Four years ago, in a Cambridge bar, my friend Jon Landau and I watched
Bruce Springsteen give a performance that changed some lives—my own
included. About a similar night. Landau later wrote what was to become
rock criticism's most famous sentence: "I saw rock & roll future
and its name is Bruce Springsteen." With its usual cynicism, the world
chose to think of this as a fanciful way of calling Springsteen the
Next Big Thing.
I've never taken it that way. To me, these words, shamefully mistreated
as they've been, have kept a different shape. What they've always said
was that someday Bruce Springsteen would make rock & roll that would
shake men's souls and make them question the direction of their lives.

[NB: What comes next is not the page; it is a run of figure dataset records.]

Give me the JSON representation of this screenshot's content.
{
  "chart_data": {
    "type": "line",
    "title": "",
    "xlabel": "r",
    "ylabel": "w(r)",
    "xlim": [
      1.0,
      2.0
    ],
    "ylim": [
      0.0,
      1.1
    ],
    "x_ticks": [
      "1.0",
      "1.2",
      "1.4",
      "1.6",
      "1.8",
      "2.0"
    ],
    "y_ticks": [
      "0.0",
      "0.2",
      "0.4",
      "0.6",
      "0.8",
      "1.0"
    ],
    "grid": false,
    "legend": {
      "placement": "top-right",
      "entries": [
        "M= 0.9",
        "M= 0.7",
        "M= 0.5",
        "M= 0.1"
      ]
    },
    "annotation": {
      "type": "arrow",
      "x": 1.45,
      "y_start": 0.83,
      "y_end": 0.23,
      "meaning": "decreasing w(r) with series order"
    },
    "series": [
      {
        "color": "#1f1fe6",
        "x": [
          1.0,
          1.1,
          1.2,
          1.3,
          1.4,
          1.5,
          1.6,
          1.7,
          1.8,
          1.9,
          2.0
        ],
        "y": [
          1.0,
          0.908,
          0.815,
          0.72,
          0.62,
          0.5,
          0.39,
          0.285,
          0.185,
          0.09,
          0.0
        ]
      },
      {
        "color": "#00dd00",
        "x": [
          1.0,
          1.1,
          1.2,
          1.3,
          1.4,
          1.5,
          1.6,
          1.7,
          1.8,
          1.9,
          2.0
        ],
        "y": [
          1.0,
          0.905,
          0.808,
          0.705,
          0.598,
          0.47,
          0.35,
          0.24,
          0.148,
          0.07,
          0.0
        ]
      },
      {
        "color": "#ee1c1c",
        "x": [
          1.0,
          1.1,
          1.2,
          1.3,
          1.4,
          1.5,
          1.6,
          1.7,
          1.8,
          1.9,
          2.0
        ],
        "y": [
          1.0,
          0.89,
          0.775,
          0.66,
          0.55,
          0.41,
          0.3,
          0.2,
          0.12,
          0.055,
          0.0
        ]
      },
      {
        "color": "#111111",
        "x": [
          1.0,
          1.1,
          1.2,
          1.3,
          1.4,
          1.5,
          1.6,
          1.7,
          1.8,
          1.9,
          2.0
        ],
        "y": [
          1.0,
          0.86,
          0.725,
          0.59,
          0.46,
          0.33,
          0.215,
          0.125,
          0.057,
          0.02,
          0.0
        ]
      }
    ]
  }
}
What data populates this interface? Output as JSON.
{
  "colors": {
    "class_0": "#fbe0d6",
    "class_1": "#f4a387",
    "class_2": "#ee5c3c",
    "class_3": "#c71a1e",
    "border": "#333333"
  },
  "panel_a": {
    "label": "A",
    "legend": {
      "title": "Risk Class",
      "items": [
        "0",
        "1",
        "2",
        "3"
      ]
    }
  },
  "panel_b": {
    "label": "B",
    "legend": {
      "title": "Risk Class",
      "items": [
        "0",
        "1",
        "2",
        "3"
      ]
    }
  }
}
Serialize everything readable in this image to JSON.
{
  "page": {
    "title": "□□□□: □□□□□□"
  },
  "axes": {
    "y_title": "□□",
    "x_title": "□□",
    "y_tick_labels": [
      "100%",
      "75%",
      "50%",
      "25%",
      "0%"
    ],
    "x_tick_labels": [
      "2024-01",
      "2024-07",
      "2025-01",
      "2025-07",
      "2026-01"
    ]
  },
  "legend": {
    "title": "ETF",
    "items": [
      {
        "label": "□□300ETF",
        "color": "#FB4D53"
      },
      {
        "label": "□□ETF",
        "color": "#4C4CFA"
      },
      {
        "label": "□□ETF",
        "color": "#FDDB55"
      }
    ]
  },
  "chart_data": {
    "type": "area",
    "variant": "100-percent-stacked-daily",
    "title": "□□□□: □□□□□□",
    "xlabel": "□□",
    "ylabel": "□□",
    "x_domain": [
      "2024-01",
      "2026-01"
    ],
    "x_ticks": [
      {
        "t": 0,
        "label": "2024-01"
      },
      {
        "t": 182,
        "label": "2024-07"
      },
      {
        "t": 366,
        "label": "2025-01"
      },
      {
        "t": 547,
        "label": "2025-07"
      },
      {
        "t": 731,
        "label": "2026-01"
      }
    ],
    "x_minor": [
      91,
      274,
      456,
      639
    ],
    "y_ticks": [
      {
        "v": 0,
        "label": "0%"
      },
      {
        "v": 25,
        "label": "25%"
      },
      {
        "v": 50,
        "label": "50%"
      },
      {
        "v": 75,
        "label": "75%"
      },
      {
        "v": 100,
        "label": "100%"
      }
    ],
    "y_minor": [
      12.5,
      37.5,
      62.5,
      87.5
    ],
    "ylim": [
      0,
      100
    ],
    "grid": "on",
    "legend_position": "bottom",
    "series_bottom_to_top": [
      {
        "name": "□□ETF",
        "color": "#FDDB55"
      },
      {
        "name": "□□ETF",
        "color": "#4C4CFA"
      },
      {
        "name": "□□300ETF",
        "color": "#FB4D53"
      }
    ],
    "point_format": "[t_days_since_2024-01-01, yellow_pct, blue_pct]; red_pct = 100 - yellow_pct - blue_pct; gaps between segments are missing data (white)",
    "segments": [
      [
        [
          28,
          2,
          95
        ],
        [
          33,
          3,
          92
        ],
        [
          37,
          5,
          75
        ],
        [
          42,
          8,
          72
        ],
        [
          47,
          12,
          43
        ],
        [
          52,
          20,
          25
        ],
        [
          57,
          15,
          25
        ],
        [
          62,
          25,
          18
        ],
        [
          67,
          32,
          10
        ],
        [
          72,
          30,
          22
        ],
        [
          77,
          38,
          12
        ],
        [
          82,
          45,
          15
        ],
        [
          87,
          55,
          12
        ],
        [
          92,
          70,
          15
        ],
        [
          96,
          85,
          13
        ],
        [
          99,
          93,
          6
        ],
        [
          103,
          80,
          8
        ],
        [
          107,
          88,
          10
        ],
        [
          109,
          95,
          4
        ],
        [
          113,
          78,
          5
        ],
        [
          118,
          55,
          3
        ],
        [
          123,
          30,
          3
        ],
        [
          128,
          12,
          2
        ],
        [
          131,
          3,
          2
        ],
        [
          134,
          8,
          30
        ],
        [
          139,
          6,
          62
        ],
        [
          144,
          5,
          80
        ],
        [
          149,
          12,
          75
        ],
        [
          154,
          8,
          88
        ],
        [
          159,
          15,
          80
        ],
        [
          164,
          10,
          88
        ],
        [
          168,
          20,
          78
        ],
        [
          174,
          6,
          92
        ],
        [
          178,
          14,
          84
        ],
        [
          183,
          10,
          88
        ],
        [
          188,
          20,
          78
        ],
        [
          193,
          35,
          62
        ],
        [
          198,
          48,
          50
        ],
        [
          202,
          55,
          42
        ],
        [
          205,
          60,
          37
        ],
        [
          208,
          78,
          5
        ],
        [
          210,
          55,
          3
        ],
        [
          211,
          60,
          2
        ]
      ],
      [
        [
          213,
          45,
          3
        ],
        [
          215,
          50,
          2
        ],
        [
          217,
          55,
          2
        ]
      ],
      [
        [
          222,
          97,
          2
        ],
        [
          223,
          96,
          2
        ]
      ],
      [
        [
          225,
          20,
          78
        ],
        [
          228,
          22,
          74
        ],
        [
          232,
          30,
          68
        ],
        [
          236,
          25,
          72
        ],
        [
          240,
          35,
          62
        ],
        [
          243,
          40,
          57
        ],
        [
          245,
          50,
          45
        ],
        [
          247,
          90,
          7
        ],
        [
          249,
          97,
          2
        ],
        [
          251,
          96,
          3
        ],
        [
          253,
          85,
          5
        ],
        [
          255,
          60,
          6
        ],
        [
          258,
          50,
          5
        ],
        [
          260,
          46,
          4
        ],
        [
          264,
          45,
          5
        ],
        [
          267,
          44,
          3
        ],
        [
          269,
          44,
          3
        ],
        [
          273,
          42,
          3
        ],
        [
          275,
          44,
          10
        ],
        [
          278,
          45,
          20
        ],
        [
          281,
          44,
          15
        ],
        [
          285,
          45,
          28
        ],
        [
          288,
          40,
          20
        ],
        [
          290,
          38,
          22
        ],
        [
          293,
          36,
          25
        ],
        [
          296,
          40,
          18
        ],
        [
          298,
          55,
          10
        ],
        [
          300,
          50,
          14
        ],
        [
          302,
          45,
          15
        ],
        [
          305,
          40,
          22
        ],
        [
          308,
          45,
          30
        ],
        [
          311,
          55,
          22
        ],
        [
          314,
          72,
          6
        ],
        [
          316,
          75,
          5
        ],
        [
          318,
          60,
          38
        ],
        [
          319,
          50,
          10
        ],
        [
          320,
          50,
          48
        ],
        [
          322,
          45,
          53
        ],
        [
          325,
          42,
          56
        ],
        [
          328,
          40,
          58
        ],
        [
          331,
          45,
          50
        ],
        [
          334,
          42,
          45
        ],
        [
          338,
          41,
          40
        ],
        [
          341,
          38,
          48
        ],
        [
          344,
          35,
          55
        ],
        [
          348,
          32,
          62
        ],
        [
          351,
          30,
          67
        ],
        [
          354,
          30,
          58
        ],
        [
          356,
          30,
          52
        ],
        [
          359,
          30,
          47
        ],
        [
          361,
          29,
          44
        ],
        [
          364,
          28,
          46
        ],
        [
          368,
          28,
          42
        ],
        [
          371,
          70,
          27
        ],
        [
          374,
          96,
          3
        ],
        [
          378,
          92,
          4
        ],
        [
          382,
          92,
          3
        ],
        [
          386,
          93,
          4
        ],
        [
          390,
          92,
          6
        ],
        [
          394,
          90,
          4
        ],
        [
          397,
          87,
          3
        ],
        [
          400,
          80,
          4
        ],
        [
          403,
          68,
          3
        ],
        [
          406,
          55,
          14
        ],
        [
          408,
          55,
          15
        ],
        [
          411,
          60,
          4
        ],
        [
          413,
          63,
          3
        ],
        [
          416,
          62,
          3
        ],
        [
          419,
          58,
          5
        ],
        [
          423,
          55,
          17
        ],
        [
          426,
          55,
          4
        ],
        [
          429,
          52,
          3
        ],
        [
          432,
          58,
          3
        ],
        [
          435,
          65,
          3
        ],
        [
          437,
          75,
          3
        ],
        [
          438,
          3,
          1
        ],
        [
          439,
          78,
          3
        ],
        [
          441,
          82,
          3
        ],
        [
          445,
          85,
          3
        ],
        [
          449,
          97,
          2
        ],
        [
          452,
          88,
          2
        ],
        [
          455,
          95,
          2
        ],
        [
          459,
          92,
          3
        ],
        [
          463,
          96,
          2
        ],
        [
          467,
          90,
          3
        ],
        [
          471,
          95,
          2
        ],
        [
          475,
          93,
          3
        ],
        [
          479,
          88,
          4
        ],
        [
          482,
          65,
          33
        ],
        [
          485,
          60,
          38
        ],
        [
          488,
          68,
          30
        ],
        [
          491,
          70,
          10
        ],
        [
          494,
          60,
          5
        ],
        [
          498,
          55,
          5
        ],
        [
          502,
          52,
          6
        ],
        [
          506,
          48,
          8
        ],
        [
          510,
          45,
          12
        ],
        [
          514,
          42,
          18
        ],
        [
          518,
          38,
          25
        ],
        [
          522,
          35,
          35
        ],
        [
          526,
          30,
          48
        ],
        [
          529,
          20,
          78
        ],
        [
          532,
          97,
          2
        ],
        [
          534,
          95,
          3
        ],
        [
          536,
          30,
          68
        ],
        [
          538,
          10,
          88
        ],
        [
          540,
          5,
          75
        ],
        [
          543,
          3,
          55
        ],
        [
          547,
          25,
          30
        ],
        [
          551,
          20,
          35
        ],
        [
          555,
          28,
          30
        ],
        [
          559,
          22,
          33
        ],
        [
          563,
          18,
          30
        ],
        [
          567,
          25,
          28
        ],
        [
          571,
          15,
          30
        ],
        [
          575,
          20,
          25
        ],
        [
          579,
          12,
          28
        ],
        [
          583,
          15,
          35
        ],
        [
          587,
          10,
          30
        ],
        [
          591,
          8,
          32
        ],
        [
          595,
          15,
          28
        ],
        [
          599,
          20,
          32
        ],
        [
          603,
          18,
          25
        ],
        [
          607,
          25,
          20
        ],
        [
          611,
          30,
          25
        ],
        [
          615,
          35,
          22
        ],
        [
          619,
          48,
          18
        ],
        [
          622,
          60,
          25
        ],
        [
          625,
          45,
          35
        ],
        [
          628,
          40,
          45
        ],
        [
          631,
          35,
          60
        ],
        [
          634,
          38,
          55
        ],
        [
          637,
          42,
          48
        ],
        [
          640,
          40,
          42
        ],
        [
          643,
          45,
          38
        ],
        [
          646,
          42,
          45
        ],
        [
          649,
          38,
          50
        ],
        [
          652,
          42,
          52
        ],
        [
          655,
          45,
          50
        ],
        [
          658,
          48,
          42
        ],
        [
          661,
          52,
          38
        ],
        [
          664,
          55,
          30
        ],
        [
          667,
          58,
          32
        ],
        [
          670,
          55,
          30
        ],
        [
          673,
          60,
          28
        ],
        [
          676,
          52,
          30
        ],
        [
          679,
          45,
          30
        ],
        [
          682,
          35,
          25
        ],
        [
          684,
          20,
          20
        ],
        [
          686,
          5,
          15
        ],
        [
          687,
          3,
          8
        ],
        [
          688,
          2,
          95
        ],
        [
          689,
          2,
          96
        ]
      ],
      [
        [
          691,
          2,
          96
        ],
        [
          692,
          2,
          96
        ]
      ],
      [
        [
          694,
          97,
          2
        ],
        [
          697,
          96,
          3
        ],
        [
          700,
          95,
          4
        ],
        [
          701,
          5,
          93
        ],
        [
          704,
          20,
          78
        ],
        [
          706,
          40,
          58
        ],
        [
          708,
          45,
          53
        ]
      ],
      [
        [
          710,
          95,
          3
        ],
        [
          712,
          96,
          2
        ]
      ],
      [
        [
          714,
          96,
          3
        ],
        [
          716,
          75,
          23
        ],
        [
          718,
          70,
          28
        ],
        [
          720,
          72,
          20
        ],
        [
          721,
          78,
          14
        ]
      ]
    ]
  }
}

That would do, in short, all the marvelous things rock had always promised
to do.
But Born to Run was not that music. It sounded instead like the end
of an era, the climax of the first twenty years of this grand tradition,
the apex of our collective adolescence. Darkness on the Edge of Town
does not. It feels like the threshold of a new period in -which we'll
again have "lives on the line where dreams are found and lost." It poses
once more the question that rock & roll's epiphanic moments always
raise: Do you believe in magic?
And once again, the answer is yes. Absolutely.